Hinterfragen, informieren und weiterdenken
Kritisch betrachtet wurde auch die Bedeutung von fairer Produktion in der Fair Fashion Branche. Drei Expert:innen sprachen darüber, was eigentlich hinter der Bezeichnung “fair produziert” steckt und wie viel Fairness in den Produktionsländern ankommt. Kaplona Akter, Teamleiterin beim Bangladesh Centre for Worker Solidarity, machte deutlich, dass die Arbeiter:innen in ihrem Land nicht viel davon sehen. In den Produktionen würden keine Unterschiede zwischen fairen und konventionellen Brands gemacht, die Arbeiter:innen ziehen keine Vorteile dadurch und erhalten auch nicht mehr Lohn – die Unterschiede werden lediglich durch Zertifikate für die Kundschaft gemacht.
Etwas bewirken
- Um Veränderungen und bessere Arbeitsbedingungen in den Herstellungsländern zu bewirken, seien nicht nur Gesetzgebungen und politische Strategien notwendig, auch Labels und Konsument:innen müssen aktiv werden, Zertifikate hinterfragen und sich ein Bild über die Lage in den Fabriken und Produktionen machen.

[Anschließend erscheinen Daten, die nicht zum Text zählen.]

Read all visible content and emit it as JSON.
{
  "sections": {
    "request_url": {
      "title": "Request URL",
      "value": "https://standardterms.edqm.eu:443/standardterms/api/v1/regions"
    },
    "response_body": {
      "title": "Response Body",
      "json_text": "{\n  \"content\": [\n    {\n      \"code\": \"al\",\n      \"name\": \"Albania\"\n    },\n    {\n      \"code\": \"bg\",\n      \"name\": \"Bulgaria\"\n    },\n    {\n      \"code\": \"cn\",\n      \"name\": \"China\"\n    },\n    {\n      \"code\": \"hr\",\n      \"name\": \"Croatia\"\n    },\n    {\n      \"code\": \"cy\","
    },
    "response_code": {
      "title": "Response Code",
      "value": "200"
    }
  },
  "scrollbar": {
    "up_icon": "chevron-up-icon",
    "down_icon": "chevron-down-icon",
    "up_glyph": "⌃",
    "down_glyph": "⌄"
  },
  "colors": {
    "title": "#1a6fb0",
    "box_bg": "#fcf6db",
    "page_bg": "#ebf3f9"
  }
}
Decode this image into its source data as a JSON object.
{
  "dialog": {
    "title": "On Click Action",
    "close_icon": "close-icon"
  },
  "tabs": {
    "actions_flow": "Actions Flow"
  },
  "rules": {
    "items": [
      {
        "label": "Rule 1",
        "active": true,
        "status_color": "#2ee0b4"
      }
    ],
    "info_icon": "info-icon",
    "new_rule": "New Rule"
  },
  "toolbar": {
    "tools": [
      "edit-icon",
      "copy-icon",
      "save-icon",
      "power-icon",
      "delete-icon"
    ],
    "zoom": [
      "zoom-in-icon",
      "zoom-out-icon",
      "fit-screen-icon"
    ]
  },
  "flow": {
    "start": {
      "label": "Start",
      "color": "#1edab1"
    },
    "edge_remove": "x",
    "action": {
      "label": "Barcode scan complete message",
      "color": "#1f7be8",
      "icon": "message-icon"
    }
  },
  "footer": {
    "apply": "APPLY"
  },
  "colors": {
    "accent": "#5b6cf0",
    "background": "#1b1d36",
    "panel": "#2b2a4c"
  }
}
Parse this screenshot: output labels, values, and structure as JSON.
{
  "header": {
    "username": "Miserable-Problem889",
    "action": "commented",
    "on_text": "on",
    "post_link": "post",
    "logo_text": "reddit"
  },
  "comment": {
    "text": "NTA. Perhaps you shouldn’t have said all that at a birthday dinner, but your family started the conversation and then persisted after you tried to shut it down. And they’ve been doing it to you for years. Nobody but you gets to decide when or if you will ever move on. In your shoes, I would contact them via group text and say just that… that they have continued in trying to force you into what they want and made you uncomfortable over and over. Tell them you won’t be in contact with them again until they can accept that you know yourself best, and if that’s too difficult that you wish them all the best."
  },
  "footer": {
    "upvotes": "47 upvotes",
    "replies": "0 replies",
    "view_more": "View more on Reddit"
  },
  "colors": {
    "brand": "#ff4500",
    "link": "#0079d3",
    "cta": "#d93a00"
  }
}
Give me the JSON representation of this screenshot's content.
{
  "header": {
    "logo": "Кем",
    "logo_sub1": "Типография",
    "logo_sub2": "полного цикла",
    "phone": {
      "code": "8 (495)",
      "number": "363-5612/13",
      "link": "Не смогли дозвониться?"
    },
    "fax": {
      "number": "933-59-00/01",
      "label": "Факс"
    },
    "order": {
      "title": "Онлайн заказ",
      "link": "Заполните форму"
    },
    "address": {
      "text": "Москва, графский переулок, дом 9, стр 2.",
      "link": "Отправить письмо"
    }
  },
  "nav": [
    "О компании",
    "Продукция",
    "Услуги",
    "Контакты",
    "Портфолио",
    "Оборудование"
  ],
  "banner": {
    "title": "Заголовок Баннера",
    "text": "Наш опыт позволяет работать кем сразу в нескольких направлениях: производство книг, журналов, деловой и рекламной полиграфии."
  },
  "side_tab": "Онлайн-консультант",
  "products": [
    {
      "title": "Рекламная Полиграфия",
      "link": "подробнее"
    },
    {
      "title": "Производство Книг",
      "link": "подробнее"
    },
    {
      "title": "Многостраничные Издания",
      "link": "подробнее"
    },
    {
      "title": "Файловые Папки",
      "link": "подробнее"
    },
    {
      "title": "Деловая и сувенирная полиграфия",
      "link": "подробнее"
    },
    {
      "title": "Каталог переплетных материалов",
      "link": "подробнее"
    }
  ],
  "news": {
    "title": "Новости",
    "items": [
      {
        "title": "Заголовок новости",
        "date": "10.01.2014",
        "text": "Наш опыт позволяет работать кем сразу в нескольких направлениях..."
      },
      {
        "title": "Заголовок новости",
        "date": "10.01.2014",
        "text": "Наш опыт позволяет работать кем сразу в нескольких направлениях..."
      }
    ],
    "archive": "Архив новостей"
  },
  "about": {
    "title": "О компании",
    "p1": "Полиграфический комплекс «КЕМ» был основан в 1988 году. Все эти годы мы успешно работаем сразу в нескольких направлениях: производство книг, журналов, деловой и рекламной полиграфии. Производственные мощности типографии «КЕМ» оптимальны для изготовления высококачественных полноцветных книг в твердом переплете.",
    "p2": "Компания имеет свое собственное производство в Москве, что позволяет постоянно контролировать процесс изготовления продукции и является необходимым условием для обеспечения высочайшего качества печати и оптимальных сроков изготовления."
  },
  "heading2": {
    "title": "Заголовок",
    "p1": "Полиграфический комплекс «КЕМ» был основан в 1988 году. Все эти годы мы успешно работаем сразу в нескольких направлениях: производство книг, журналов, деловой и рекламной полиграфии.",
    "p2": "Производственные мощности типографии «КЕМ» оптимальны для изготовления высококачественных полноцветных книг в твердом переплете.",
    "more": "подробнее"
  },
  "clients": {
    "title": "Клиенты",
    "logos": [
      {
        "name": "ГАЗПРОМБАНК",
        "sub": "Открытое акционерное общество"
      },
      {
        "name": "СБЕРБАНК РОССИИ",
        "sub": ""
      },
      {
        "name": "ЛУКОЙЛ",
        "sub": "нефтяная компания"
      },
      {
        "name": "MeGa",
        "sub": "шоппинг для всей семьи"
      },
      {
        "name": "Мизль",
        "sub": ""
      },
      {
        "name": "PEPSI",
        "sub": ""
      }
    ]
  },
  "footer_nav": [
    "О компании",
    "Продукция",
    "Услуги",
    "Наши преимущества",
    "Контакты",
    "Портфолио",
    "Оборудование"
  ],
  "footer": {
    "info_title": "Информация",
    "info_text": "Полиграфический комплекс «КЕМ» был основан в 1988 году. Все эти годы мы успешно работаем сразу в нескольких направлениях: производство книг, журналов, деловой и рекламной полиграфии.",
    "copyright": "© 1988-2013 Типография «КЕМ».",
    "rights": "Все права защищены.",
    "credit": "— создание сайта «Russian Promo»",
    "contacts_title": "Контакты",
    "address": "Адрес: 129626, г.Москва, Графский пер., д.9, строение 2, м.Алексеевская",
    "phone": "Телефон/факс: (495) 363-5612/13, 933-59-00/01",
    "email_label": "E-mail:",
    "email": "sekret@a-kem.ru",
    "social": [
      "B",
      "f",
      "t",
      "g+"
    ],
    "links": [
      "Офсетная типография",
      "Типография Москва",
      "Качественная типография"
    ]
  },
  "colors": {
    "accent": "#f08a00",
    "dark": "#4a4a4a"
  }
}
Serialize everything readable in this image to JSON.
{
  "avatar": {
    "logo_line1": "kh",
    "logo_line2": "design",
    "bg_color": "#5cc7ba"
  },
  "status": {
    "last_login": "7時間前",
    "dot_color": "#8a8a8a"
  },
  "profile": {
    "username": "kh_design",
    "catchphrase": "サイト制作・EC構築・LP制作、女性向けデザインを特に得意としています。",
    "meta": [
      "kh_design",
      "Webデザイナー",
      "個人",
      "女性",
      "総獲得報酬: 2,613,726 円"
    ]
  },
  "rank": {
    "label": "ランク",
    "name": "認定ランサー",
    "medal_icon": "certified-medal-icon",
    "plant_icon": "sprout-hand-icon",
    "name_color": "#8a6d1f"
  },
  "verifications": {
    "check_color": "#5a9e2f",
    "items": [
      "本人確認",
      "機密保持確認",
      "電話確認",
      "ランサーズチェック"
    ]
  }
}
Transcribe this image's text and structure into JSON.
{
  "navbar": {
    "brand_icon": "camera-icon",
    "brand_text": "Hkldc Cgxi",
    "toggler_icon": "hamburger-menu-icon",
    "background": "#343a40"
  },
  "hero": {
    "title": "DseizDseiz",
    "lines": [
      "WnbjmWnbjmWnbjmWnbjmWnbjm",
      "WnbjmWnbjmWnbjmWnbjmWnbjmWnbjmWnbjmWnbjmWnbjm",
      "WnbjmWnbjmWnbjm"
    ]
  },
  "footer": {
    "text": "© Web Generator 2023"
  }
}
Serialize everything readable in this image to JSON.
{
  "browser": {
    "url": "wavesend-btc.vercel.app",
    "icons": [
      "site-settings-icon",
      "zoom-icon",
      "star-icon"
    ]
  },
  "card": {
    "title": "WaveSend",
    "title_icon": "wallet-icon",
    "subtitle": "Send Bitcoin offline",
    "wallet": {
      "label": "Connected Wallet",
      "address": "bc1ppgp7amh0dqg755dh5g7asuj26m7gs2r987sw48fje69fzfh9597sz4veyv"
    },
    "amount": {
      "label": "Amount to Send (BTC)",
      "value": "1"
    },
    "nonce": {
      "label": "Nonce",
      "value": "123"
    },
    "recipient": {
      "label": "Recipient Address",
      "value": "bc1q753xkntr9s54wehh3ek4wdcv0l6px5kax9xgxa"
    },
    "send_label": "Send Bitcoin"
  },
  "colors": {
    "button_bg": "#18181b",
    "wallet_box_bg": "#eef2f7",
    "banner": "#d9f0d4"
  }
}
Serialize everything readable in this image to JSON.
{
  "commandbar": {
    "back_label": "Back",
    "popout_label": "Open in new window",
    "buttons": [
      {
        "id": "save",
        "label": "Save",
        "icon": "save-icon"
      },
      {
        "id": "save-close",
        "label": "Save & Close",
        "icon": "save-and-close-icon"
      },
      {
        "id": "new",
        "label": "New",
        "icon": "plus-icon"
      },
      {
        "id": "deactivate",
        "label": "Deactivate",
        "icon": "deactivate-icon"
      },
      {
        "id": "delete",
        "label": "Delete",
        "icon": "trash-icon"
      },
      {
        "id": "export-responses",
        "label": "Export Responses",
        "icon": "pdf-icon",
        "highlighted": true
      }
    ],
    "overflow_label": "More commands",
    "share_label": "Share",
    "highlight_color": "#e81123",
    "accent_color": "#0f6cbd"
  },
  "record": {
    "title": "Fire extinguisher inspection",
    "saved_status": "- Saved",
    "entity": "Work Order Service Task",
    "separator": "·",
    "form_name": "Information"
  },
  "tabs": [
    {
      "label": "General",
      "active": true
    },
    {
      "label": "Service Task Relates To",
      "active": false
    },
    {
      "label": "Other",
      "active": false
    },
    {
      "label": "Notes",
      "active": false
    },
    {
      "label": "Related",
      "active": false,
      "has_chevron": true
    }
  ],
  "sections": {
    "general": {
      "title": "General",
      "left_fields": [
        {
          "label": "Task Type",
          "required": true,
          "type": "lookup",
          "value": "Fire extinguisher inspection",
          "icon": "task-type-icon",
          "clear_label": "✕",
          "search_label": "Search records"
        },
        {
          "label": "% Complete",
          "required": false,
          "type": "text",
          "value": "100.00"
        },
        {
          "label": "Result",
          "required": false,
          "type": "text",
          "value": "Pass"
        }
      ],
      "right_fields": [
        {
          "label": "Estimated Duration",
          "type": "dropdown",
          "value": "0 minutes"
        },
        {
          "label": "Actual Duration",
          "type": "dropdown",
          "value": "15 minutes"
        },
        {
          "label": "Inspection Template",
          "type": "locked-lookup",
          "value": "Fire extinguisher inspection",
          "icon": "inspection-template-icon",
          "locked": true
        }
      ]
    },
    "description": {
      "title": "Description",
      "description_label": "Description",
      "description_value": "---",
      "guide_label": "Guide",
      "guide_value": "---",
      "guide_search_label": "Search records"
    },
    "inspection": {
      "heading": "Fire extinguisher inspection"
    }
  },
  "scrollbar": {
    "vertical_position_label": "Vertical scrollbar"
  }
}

Das Thema Nachhaltigkeit hat auch die Modemedien und ihren Umgang mit dem Thema verändert. Durch das Hinzukommen der Sozialen Medien musste sich der Modejournalismus zudem neu positionieren: Klassische Magazine standen Umstrukturierungsprozessen gegenüber, Print und Digitales mussten verknüpft und neue Darstellungsformen etabliert werden.
Kerstin Weng, Redaktionsleiterin der Vogue Germany, sieht in dem Aufkommen der Onlineangebote eine positive Veränderung: So können Marken mit Konsument:innen in Verbindung treten, erhalten Feedback und werden auch auf Kritik aufmerksam. Auch Journalistin Anna Schunck unterstützt diese Ansicht und betonte, dass die Mode mit den Sozialen Medien weniger elitär geworden ist, nahbarer.
Diskutiert wurde aber nicht nur die Bedeutung von Onlinepräsenz für die klassischen Medien, sondern auch die Vermittlung von kritischen und nachhaltigen Themen auf den Sozialen Medien für beide Seiten – die Labels und den Modejournalismus. Wie ist es möglich, Menschen mit schwierigen Themen zu erreichen und muss man heutzutage auf allen Plattformen aktiv sein?
Kritische Inhalte und nachhaltige Themen auf Sozialen Medien vermitteln:
- Glaubwürdigkeit und Fokus: Es geht nicht um die Anwesenheit in allen Kanälen. Aber dort wo man ist, sollte man authentisch sein.
- Shareable Content: Inhalte müssen kurz und knapp rübergebracht werden. Follower:innen müssen gewillt sein, es zu reposten.
- Sprache und Memes: Leichte Sprache ist wichtig für ein schnelleres Verständnis und um Inhalte mehr Menschen zugänglich zu machen. Memes eignen sich, um sich für kritische Themen Gehör zu verschaffen.
- Credit und Recherche: Quellen nennen, um Greenwashing vorzubeugen. Expert:innen und Betroffene verlinken.
Die Konferenz war ein kritischer Weckruf an alle in der Branche. Denn alle Akteur:innen in dem System tragen Verantwortung nicht nur auf ökologischer, sondern auch auf sozialer und ökonomischer Ebene.